5. Das Unterlassen der Angeklagten war im Sinn der im Bereich des
unechten Unterlassens geltenden Kausalitätsregeln für
die den Angeklagten jeweils zuzurechnenden
Tötungsfälle "quasiursächlich". Dabei sind
einem jeden Angeklagten diejenigen Tötungsfälle
zuzurechnen, die sich nach seinem Eintritt ins Politbüro bis
zu einer dort erfolgten ausdrücklichen
Beschlußfassung über die Fortgeltung des
Grenzregimes im Sinne von BGHSt 45, 270 zugetragen haben. Aus dem
Rangverhältnis von Tun und Unterlassen ergibt sich,
daß eine Verantwortlichkeit für Unterlassen jeweils
durch eine solche ausdrückliche Beschlußfassung
begrenzt wird. Den Angeklagten B und L sind danach die Fälle 2
bis 4 anzulasten, dem Angeklagten H zunächst Fall 1. Ihm
wären über die Dauer seiner Mitgliedschaft im
Politbüro hinaus auch die Fälle 2 bis 4 anzulasten,
wenn nicht etwa in Bezug auf diese Fälle positives Tun durch
seine Mitwirkung an der Beschlußfassung vom 11. Juni 1985 an
die Stelle des Unterlassens getreten wäre.

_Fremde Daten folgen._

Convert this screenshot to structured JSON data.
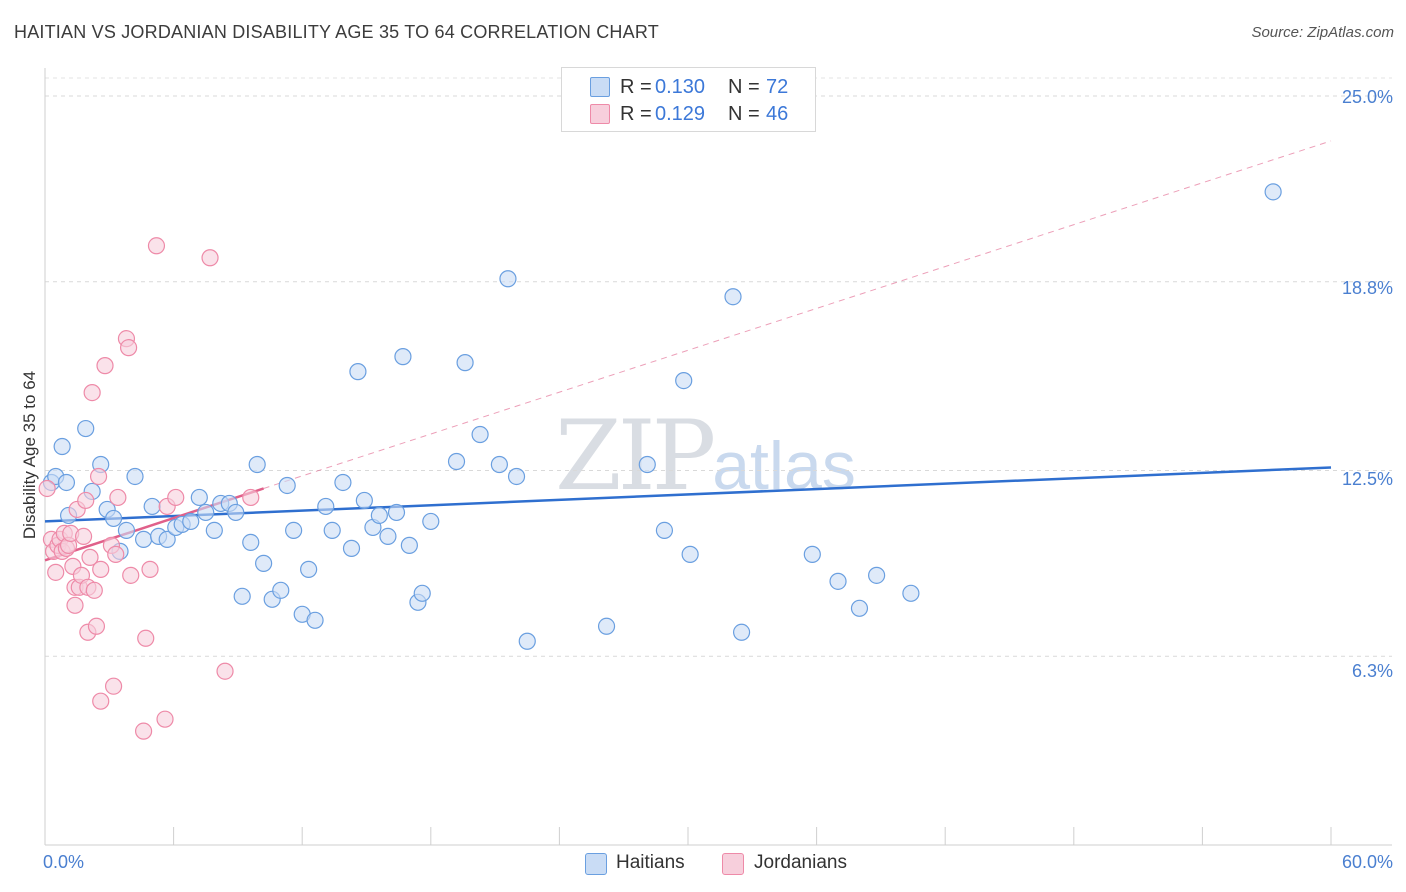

a) Ein Unterlassen, also ein Nichtgeschehen kann - ontologisch - nicht
Ursache eines Erfolges sein. Deshalb stellen die ständige
Rechtsprechung und die allgemeine Lehre zur - notwendigerweise
normativen - Beurteilung der Kausalität bei den unechten
Unterlassungsdelikten auf die "hypothetische Kausalität" ab.

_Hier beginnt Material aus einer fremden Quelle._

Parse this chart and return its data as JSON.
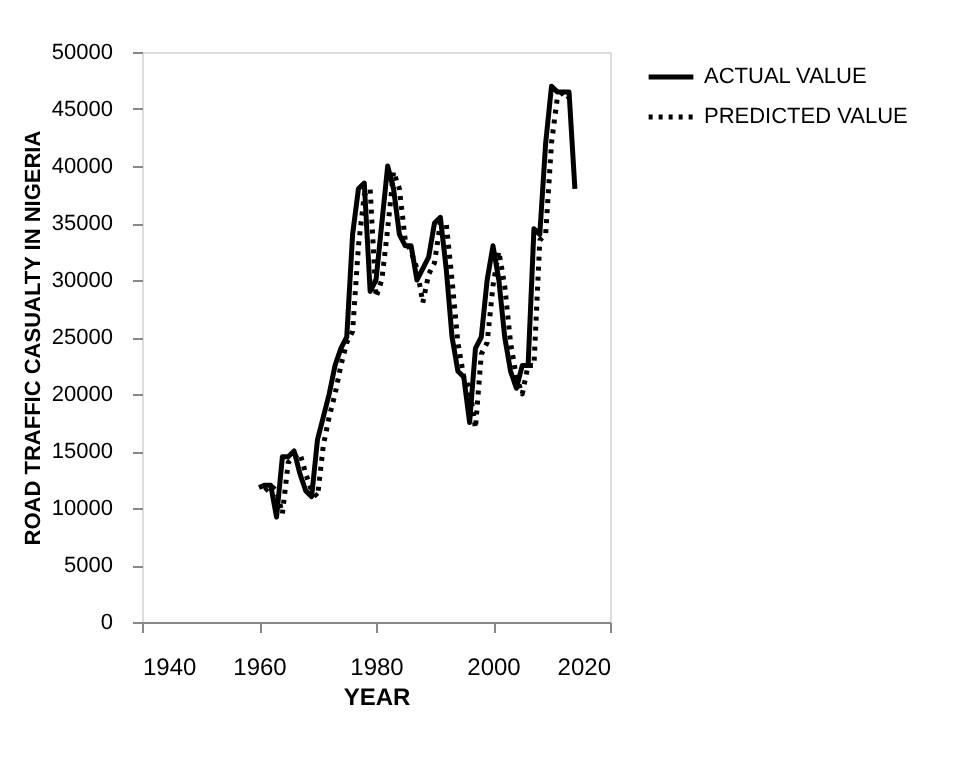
{
  "chart_data": {
    "type": "line",
    "xlabel": "YEAR",
    "ylabel": "ROAD TRAFFIC CASUALTY IN NIGERIA",
    "x": [
      1960,
      1961,
      1962,
      1963,
      1964,
      1965,
      1966,
      1967,
      1968,
      1969,
      1970,
      1971,
      1972,
      1973,
      1974,
      1975,
      1976,
      1977,
      1978,
      1979,
      1980,
      1981,
      1982,
      1983,
      1984,
      1985,
      1986,
      1987,
      1988,
      1989,
      1990,
      1991,
      1992,
      1993,
      1994,
      1995,
      1996,
      1997,
      1998,
      1999,
      2000,
      2001,
      2002,
      2003,
      2004,
      2005,
      2006,
      2007,
      2008,
      2009,
      2010,
      2011,
      2012,
      2013,
      2014
    ],
    "series": [
      {
        "name": "ACTUAL VALUE",
        "color": "#000000",
        "line_style": "solid",
        "values": [
          11800,
          12000,
          12000,
          9200,
          14500,
          14500,
          15000,
          13000,
          11500,
          11000,
          16000,
          18000,
          20000,
          22500,
          24000,
          25000,
          34000,
          38000,
          38500,
          29000,
          30000,
          35000,
          40000,
          38000,
          34000,
          33000,
          33000,
          30000,
          31000,
          32000,
          35000,
          35500,
          31000,
          25000,
          22000,
          21500,
          17500,
          24000,
          25000,
          30000,
          33000,
          30000,
          25000,
          22000,
          20500,
          22500,
          22500,
          34500,
          34000,
          42000,
          47000,
          46500,
          46500,
          46500,
          38000
        ]
      },
      {
        "name": "PREDICTED VALUE",
        "color": "#000000",
        "line_style": "dotted",
        "values": [
          null,
          11500,
          12000,
          11500,
          9500,
          14000,
          14500,
          14800,
          13000,
          11500,
          11000,
          15500,
          18000,
          20000,
          22500,
          24500,
          25500,
          33000,
          37500,
          38000,
          28500,
          30000,
          34500,
          39500,
          38000,
          33500,
          32500,
          31000,
          28000,
          30500,
          31500,
          35000,
          35000,
          30000,
          24500,
          21500,
          20500,
          17000,
          23500,
          24500,
          29500,
          32500,
          29500,
          24500,
          21500,
          20000,
          22500,
          22500,
          33500,
          34000,
          42000,
          46000,
          46500,
          46000,
          null
        ]
      }
    ],
    "xlim": [
      1940,
      2020
    ],
    "xticks": [
      1940,
      1960,
      1980,
      2000,
      2020
    ],
    "ylim": [
      0,
      50000
    ],
    "yticks": [
      0,
      5000,
      10000,
      15000,
      20000,
      25000,
      30000,
      35000,
      40000,
      45000,
      50000
    ],
    "grid": false,
    "legend": "top right",
    "marker": "none"
  }
}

Diese birgt für die Fälle des Unterlassens die
Entsprechung zu der nach der Äquivalenztheorie in den
Fällen aktiven Tuns anzuwendenden conditio sine qua
non-Formel. Danach ist ein Unterlassen dann mit dem Erfolg als
"quasiursächlich" in Zurechnungsverbindung zu setzen, wenn
dieser beim Hinzudenken der gebotenen Handlung entfiele, wenn also die
gebotene Handlung den Erfolg verhindert hätte (BGHSt 37, 106,
126 m. N. der Rspr.; Jescheck in LK 11. Aufl. § 13 Rdn. 16 bis
18; Lenckner in Schönke/Schröder, StGB 26. Aufl.
§ 13 Rdn. 61; Tröndle/Fischer, StGB 50. Aufl. vor
§ 13 Rdn. 20; Schmidhäuser, Strafrecht AT 2. Aufl. S.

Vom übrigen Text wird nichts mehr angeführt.